第31届神经网络国际联合会议(The 31st International Joint Conference on Neural Network, IJCNN 2021)将于2021年7月18日-7月22日以线上会议形式召开。IJCNN是IEEE计算智能学会和国际神经网络学会的旗舰会议。它涵盖了神经嵌入系统、表示学习、深度语义计算等广泛的研究方向。
Abstract: In this paper, we consider the embedding problem of Chinese new word with respect to its conceptual definition or description, which is especially important for understanding specialty documents.
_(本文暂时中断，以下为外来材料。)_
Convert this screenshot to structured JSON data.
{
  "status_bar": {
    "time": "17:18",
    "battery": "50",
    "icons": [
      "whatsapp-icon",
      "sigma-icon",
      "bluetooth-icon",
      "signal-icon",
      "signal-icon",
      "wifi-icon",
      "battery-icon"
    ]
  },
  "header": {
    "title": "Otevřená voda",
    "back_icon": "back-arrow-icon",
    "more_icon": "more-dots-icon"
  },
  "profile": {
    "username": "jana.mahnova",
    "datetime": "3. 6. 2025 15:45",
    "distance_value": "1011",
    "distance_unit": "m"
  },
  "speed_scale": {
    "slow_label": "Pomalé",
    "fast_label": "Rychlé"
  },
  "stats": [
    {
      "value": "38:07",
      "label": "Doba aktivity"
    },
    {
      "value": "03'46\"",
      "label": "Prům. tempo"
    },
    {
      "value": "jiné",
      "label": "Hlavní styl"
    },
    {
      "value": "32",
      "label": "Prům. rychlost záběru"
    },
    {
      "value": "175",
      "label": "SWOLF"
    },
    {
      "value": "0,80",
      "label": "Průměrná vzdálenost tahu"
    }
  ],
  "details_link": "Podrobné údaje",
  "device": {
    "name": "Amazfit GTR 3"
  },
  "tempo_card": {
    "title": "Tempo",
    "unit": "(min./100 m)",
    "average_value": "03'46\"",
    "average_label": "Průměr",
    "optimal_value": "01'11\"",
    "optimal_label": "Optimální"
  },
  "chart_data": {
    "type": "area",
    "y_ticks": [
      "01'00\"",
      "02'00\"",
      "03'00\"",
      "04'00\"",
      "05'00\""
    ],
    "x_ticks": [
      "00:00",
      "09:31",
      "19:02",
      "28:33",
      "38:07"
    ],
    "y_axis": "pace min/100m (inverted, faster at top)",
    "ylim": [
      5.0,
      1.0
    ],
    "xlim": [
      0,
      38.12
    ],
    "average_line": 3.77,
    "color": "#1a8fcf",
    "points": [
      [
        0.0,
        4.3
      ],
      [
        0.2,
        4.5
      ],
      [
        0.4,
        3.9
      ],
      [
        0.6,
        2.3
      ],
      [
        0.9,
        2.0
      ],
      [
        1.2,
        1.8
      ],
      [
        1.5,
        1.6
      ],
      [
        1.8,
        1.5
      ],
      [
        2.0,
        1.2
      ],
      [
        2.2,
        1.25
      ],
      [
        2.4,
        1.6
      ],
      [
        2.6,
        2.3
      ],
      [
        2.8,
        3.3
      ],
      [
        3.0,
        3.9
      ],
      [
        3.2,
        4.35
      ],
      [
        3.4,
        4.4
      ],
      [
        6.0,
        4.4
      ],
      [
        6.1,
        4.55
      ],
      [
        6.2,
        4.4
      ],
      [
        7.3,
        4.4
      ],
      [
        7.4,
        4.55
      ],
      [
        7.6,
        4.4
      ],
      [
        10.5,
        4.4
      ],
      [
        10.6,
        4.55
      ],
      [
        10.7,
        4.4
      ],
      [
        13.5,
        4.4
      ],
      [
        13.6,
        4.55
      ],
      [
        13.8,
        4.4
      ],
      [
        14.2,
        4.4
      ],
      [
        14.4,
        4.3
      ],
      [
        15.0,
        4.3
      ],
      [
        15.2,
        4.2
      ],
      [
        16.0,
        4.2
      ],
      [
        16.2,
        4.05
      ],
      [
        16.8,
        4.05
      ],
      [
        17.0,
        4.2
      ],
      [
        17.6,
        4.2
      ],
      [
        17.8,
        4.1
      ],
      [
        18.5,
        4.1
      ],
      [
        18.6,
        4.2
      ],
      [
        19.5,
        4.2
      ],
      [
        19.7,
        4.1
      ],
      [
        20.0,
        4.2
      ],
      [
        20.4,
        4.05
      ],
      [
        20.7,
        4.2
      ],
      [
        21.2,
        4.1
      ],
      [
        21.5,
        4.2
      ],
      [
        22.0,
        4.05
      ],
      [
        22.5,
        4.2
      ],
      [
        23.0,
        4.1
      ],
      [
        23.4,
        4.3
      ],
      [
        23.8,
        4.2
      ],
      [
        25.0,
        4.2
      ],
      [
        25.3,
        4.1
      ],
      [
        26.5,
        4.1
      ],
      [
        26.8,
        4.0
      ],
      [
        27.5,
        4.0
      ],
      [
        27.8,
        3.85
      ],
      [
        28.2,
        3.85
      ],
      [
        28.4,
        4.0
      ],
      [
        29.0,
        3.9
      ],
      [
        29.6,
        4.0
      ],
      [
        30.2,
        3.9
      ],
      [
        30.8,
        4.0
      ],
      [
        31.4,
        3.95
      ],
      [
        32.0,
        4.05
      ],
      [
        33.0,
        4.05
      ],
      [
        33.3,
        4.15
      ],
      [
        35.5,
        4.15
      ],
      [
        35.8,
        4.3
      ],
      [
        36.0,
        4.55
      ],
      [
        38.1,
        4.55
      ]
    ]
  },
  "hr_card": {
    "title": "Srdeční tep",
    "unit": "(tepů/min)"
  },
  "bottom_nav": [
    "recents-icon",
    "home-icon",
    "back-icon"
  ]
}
We present a two-stage model to learn the Chinese new word embedding, where the first encodes the information of character components and context, and the second aggregates the semantics of multiple texts. We perform extensive experiments to verify the proposed method and the results outperform the state of art methods on both direct semantics verification and advanced NLP tasks. Comparing with previous methods that require a corpus or an elaborately designed dataset for learning a new word embedding, our method requires only a few pieces of text and supports the evolution of meanings. We also experimentally verify the effects of different parts of model, the number and types of conceptual texts. Finally, we present some biology texts to illustrate whether the specialty semantics are encoded in the word embedding.
摘要:本文从概念性描述文本的角度考虑了中文新词的向量问题,这对于理解专业文献至关重要。我们提出一个两阶段模型来学习中文新词向量:第一阶段编码单词组成字符信息和上下文信息;第二阶段则是用于聚合多个不同文本的语义向量。本文进行了广泛的实验来验证所提出的方法,结果显示在直接语义验证和高级自然语言处理任务上局优于目前最新的方法。与之前需要大规模语料来学习单词向量的方法相比,我们的模型词向量学习只需要几段文本并且支持向量词义的更新。之后,还通过实验分析了模型的组成结构,训练文本的数量以及概念文本类型的影响。最后,在生物专业领域对氨基酸学到的词向量进行可视化表示,说明了模型能够将该领域的特殊语义进行编码。
引用:Wei Pan, Tianyuan Liu, Wentao Zhang and Yuqing Sun. Learning New Word Semantics with Conceptual Text [C]. International Joint Conference on Neural Networks. 2021.